Hello Everyone, getting started on Fusion 10 pure SEOS build for LCR setup. I already got the kit from Eric (DIYSoundgroup). As everyone mention, the kit packaging was just awesome, all items packaged and shipped in quick time. The packaging effort is comparable to how Apple products are packaged, that's the kind of attention is given I mean.

I'm also in middle of building SI D2 Sub builds, can be tracked through http://www.hometheatershack.com/forums/sealed-subwoofer-build-projects/98441-si-ht18-build-rk-4.html 

So, I just ordered the speaker kit and planning to build the box myself. Getting started on the build now, will post pictures as I progress.


----------



## fusseli (May 1, 2007)

Cool! Keep us updated!


----------



## rcris9 (Oct 27, 2014)

Here is the cut list dimensions I came up with, its going to be a double baffle. Sides, top/bottom, braces are going to rabbit joint with .25 grove on the back panel.

As you can see, overall interior dimensions are coming up as 11w x 11.25d x 18.5h without braces. It's over 1cuft but the braces, speakers and bit of crossover should take up that extra volume to make it 1cuft, correct? Do you think a little over or less of 1cuft will be an issue?Please advice if they look correct.


----------



## Jedi940 (Jan 8, 2014)

As I am responding over a month late, you probably already have this figured out. Are you only going to rabbit the back panel or are you going to rabbit the side panels as well?

I believe your front panel should be 11.5 x 20 if you are recessing it between the two side panels and are mounting it in a .25" rabbit. 12.5 overall width - 1 for mdf with .25 rabbit on both sides = 11.5 x 20

Sides should be 12.75 deep - .75 (front CNC baffle) -.5 (for back wall with .25 rabbit joint) = 11.50 x 20

It's Monday and I'm doing this quickly at work but I think I have these figures correct. You will still need to figure out the top and bottom. 

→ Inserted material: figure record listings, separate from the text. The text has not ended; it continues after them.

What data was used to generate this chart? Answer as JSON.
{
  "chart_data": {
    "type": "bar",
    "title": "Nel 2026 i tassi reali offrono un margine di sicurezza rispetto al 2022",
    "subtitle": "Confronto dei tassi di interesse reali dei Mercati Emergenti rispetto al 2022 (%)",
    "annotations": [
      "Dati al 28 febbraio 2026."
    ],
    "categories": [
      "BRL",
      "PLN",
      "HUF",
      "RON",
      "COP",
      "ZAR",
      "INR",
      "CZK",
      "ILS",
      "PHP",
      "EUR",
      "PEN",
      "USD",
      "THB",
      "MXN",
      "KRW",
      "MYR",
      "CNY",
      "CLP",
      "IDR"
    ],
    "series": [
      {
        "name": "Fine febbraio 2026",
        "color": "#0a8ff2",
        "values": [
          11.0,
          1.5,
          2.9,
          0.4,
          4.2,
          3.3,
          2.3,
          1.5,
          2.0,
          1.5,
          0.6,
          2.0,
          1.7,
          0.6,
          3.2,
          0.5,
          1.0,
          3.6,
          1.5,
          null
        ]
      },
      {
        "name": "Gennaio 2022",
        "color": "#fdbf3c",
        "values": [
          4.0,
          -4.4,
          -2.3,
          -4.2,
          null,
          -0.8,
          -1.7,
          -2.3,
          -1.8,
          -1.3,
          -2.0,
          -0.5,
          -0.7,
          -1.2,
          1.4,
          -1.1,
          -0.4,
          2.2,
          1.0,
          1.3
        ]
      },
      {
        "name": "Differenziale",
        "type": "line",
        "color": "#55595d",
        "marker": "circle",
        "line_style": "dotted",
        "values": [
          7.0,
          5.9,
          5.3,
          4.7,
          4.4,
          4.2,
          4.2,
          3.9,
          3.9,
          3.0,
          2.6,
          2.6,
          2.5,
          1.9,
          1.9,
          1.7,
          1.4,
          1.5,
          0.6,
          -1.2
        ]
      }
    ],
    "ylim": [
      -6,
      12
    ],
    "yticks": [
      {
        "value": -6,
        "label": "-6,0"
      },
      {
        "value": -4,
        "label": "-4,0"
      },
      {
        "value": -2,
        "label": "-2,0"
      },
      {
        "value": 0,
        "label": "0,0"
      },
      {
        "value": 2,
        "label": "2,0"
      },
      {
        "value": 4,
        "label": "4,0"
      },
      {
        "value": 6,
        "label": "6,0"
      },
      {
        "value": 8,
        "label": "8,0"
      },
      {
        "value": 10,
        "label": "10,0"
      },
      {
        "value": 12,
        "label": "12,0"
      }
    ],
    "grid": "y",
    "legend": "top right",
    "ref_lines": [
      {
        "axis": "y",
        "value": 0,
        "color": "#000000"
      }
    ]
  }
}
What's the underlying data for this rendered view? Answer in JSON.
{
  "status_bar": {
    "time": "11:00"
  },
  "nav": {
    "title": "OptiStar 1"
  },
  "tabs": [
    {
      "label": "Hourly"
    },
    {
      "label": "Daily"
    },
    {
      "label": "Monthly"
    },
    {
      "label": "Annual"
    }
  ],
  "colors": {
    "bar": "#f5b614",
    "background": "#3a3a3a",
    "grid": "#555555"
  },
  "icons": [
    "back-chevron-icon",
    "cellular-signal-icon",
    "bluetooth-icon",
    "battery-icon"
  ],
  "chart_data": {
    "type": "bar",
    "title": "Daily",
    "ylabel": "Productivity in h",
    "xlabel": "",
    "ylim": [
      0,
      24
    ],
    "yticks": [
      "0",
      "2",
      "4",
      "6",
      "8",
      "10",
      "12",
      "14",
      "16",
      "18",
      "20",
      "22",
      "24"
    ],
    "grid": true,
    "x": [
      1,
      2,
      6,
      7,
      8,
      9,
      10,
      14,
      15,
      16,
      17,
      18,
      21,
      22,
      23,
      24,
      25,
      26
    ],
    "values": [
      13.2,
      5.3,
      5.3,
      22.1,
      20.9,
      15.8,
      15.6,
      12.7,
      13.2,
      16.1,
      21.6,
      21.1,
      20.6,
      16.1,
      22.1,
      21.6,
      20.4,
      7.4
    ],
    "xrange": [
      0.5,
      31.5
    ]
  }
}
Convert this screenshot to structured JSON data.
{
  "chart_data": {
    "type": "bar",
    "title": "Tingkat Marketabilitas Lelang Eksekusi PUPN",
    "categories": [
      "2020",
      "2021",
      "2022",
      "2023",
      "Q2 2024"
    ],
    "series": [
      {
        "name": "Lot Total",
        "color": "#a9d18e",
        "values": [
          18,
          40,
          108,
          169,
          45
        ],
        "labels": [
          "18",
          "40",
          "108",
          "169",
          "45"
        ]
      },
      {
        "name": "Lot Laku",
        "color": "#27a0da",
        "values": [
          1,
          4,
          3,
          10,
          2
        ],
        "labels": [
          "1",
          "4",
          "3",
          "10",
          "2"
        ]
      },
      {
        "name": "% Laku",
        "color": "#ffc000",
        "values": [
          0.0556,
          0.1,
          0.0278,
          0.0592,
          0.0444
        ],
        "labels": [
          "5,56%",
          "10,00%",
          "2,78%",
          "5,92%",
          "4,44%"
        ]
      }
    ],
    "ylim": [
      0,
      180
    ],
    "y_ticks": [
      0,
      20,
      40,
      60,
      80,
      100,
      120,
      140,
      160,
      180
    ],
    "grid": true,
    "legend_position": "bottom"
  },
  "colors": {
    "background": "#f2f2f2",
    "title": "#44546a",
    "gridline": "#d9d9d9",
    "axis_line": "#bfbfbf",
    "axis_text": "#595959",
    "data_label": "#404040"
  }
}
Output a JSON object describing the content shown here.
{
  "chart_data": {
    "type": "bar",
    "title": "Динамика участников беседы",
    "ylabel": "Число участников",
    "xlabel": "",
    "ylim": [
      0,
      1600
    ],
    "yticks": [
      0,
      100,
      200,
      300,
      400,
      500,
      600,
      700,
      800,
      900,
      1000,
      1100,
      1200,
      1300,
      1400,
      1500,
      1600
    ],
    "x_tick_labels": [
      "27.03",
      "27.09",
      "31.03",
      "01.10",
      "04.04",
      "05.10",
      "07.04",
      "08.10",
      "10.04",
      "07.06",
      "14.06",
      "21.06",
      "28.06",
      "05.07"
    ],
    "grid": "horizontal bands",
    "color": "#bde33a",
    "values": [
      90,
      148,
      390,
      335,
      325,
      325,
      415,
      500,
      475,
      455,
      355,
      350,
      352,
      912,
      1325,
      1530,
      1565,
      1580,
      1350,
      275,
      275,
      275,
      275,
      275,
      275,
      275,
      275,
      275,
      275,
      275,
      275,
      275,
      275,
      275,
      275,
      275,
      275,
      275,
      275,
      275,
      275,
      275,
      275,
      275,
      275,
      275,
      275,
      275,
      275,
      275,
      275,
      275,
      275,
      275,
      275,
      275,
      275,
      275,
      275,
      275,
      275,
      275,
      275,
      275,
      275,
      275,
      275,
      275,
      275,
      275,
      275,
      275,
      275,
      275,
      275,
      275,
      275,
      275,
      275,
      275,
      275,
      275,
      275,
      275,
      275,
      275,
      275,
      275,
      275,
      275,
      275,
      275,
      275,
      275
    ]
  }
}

If you already have them finished, I would love to see any other build pics you have as well as the finished product. Also, please include your impressions of them.


----------



## muzz (Nov 30, 2006)

I'm assuming you finished building these speakers, if so, how do you like them?
Pretty sure they are 1ft^3 after bracing and driver displacement.
I built a pair of Pures as well, I did get the flat packs to build them, as it's a bit too cool around here to be messing about.


----------



## Owen Bartley (Oct 18, 2006)

rcris9 did this project get finished? I've been looking at the Fusions for a while and would love to see yours, and hear your listening impressions. Let us know what happened!


----------